Um nochmal auf das Zitat von Martin Birkmaier zurückzukommen, er hat doch vollkommen recht. Bei der Streubreite kann man nicht einfach hergehen und eine Tabelle aufstellen, in welcher vielleicht steht: die Augenpupille sinkt im Alter zwischen 20 und 80 Jahren von 8 auf 2,5mm. Dann sollte man schon genauer hinsehen, die Häufigkeitsverteilung der Messwerte betrachten und bei der Tabelle anmerken, wie belastbar die Zahlenwerte eigentlich sind. Danach kann man vielleicht sagen, beim Großteil der Leute im jagdgerechten Alter liegt die maximale Augenpupille bei 5 oder 6mm, Ausnahmen sind eher selten und ein 8x56 ist nicht das ultimative Jagdglas. So eine Aussage kann ich aus dem Diagramm durch bloßes Hingucken aber nicht ableiten.

Was in dem Zusammenhang noch interessant wäre, das ist die Frage, gibt es bei der maximal erreichbaren Augenpupille Unterschiede zwischen Leuten, die ihr Leben lang aktiv zu dämmriger oder dunkler Stunde mit Ferngläsern beobachten und Leuten, die diese Zeit lieber vor dem Fernseher verbringen? Wer lange genug unser Hobby betreibt (damit meine ich astronomische Beobachtungen), der weiß sehr genau, Sehen will gelernt sein. Ist das nur eine Frage der Erfahrung und der Bildverarbeitung im Gehirn oder kann man die Augen auch in einem gewissen Maß trainieren, so daß Sterngucker (und möglicherweise auch Jäger) im Alter eher ein offenes Auge für die Wunder der Natur haben? Das sind wohl Fragen, die man einem Fachmann stellen sollte. Vielleicht ließt ja Alois mit? Wäre schön, diesbezüglich Infos aus erster Hand zu bekommen ...

Frank.
 
Re: Augenpupille

Hallo,

hier noch einmal ein paar Infos "aus erster Hand". Die Gelegenheit nutzend, habe ich anlässlich eines gestrigen Besuches bei einem in Hamburg renommierten und noch in der Forschung tätigen Augenarzt einmal nachgefragt, ob etwas über die Trainierbarkeit der Irismuskulatur bekannt sei. Zunächst einmal hat der Augenarzt bestätigt, dass die Fähigkeit zum Öffnen der Pupille mit zunehmendem Alter grundsätzlich abnimmt. Es gibt seines Wissens zwar keine wissenschaftliche Vergleichsuntersuchung zweier Kollektive - Amateurastronomen versus Normalbevölkerung - hinsichtlich ihrer diesbezüglichen Eigenschaften. Aufgrund allgemeiner Erfahrung hält er es aber für ausgeschlossen, dass man der altersbedingten Abnahme der Fähigkeit zum weiten Öffnen der Pupille durch Training in Form von besonders häufigem Schauen in der Dunkelheit entgegenwirken könne.

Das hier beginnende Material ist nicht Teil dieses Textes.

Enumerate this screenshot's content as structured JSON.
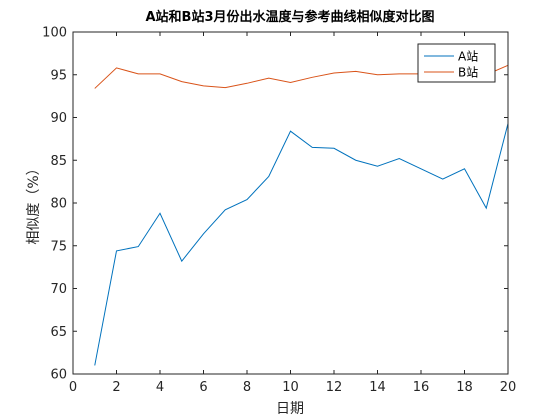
{
  "chart_data": {
    "type": "line",
    "title": "A站和B站3月份出水温度与参考曲线相似度对比图",
    "xlabel": "日期",
    "ylabel": "相似度（%）",
    "xlim": [
      0,
      20
    ],
    "ylim": [
      60,
      100
    ],
    "xticks": [
      0,
      2,
      4,
      6,
      8,
      10,
      12,
      14,
      16,
      18,
      20
    ],
    "yticks": [
      60,
      65,
      70,
      75,
      80,
      85,
      90,
      95,
      100
    ],
    "grid": false,
    "legend_position": "top-right",
    "x": [
      1,
      2,
      3,
      4,
      5,
      6,
      7,
      8,
      9,
      10,
      11,
      12,
      13,
      14,
      15,
      16,
      17,
      18,
      19,
      20
    ],
    "series": [
      {
        "name": "A站",
        "color": "#0072BD",
        "values": [
          61.0,
          74.4,
          74.9,
          78.8,
          73.2,
          76.4,
          79.2,
          80.4,
          83.1,
          88.4,
          86.5,
          86.4,
          85.0,
          84.3,
          85.2,
          84.0,
          82.8,
          84.0,
          79.4,
          89.3
        ]
      },
      {
        "name": "B站",
        "color": "#D95319",
        "values": [
          93.4,
          95.8,
          95.1,
          95.1,
          94.2,
          93.7,
          93.5,
          94.0,
          94.6,
          94.1,
          94.7,
          95.2,
          95.4,
          95.0,
          95.1,
          95.1,
          94.8,
          94.5,
          95.0,
          96.1
        ]
      }
    ]
  }
}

Zitat: "(Kopfschütteln, Grinsen) Wunschdenken. Das 8x56 Dialyt ist aber ein wunderbares Fernglas."

Nun, wie dem auch sei - wer es genau wissen will, kann den nächsten Besuch bei einem Augenarzt nutzen, einmal seine individuelle Pupillengröße nachmessen zu lassen. Die sich daraus ergebenden Erkenntnisse können ggf. beim Kauf eines Fernglases mit einfließen.